Columbia Public Works presented an update on measures to deter people from jumping off the parking garage at Fifth and Walnut streets during the City Council meeting Monday night. These measures include grated fences on almost every level.
The nine-story parking structure first opened in 2011, and seven people have committed suicide there. Columbia police talked a woman down from the top in March.
Public Works Director Dave Nichols showed the council several graphics illustrating options for installing one of three types of screens in almost every window of the garage. One option for the top level is to install a metal fence that curves inward to prevent people from climbing over it. Types two and three are grated fences.

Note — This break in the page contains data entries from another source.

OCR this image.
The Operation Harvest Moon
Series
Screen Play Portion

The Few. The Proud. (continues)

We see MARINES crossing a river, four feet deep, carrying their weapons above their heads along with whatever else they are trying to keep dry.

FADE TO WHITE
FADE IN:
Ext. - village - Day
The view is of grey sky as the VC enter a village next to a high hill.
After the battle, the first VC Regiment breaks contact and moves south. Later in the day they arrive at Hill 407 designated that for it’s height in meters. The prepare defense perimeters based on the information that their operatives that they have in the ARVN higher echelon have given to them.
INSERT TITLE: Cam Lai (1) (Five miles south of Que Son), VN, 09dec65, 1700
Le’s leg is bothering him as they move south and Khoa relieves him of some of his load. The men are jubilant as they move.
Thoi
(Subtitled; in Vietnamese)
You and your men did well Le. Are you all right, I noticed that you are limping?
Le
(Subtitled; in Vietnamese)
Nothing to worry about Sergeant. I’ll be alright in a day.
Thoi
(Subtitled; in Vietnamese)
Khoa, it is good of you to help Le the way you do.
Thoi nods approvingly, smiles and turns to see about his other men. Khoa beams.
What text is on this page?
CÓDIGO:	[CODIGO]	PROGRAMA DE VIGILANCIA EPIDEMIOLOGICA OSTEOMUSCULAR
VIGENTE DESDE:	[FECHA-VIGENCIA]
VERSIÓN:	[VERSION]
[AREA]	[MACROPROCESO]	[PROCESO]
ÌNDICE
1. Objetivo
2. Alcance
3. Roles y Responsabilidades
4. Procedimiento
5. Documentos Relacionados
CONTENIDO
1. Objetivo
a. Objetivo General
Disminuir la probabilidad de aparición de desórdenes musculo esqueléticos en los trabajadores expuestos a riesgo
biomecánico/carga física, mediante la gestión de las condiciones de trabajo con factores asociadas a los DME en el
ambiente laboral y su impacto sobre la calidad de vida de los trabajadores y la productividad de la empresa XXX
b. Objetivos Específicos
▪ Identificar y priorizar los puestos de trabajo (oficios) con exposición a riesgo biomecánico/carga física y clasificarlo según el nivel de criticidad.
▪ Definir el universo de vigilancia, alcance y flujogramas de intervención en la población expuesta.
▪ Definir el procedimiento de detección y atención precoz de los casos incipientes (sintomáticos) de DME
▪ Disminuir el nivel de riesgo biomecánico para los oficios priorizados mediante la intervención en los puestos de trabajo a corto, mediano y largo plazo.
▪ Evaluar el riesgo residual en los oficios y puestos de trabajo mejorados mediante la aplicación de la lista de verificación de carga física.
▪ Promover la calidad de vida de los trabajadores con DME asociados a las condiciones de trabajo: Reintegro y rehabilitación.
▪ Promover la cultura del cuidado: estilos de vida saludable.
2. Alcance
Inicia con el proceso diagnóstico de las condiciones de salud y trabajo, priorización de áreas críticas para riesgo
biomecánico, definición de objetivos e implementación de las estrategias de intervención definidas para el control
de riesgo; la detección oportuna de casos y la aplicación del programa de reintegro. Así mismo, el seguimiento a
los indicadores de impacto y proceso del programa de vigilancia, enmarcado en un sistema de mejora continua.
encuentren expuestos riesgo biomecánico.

The council voted in February to hire Walker Consultants to evaluate the garage and recommend solutions used in other garages around the country.
“There’s this idea of when a structure is used for self-harm purposes, that it can become idealized in that sense,” Ashlyn Sherman of the Public Works Department said in February. “We don’t want people to view it like that. We want to make it as safe as possible to deter any future incidents.”
The initial costs of the project, estimated at around $300,000, will be covered by the Parking Utility Columbia Public Works said in a memo there “may be a need to appropriate more money.”
Molly Carter suggested installing a phone at the top of the garage along with suicide prevention hotline phone numbers.
The council voted unanimously to move forward with construction.